Bref, en matière de noms des rues, l’époque actuelle est parfaitement tributaire du SRN en dépit d’un intermède de taille qui ne comprend pas moins de trois régimes : la République Khmère (1970 - 1975), le Kampuchéa Démocratique (1975 – 1979) et la République Populaire du Kampuchéa (RPK) (1979 - 1992).
Le temps suspendu
Le Royaume du Cambodge qui succède aux accords de Paris et à l’opération de l’Autorité Provisoire des Nations Unies pour le Cambodge (APRONUC) voit le rétablissement des noms des rues de l’époque du SRN. Il s’agit d’une véritable restauration : Monivong avait été rebaptisé pendant la RPK Achar Mean (1920 - 1972) alias Son Ngoc Minh, alias Pham Van Hua, du nom d’un grand communiste cambodgien qui connut son heure de gloire dans les années 50; la dénomination de Kampuchéa Krom ayant du agacer les délicates oreilles vietnamiennes, le boulevard était devenu celui de l’amitié Kampuchéa – Vietnam ; le quai Sisovath avait, dans l’intervalle, été baptisé quai Marx...
C’est finalement une mise entre parenthèse de plus de 20 ans d’histoire à laquelle cette restauration donne lieu.
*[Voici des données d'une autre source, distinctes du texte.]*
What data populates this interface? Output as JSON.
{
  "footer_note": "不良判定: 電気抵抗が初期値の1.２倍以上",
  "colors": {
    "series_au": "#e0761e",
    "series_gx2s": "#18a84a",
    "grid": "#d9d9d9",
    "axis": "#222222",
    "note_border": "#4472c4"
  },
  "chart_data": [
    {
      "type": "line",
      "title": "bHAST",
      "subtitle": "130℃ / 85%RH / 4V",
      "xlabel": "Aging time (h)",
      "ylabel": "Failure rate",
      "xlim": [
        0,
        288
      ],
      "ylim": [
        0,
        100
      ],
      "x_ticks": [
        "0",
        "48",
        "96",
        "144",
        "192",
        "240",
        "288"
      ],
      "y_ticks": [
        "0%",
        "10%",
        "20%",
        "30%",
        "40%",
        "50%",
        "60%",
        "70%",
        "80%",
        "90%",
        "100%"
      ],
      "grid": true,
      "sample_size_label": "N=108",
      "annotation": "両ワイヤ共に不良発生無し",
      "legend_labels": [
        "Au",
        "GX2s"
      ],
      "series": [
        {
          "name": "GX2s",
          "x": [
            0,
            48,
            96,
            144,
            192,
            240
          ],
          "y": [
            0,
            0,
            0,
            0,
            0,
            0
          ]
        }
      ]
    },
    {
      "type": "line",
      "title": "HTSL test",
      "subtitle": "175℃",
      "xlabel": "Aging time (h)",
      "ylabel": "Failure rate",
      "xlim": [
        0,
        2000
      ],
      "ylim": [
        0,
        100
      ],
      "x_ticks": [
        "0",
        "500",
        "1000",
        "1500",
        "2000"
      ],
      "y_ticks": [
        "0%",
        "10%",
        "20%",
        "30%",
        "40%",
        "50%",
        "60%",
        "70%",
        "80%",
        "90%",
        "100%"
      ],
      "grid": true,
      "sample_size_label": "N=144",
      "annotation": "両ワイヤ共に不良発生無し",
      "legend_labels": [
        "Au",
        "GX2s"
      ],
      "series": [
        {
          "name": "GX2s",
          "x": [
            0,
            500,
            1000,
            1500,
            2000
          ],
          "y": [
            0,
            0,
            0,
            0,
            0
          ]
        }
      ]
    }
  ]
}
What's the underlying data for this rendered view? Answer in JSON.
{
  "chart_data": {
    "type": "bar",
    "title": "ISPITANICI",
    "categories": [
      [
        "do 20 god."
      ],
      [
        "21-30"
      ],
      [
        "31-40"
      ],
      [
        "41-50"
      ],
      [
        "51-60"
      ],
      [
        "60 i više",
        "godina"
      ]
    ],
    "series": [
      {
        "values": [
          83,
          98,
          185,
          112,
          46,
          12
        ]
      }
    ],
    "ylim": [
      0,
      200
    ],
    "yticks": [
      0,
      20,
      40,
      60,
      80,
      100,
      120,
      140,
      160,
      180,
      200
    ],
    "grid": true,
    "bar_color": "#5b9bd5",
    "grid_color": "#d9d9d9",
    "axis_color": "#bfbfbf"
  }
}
Entre-temps la population originelle de Phnom Penh a disparu et la ville a été investie par des campagnards pour lesquels ne peuvent pas faire sens des données essentiellement urbaines comme la séparation des espaces public et privé ou le rôle de la rue que beaucoup, à l’instar de ce qui se passait dans leur village, considéraient comme un espace d’élevage de volailles.
Dans ces conditions, la question des noms des rues devient évidemment secondaire ; d’autant plus que la discontinuité de l’histoire politique du Cambodge (7 régimes en moins de 60 ans) a prédisposé à des modifications de panthéon qui ont eu des conséquences certaines sur les noms des rues.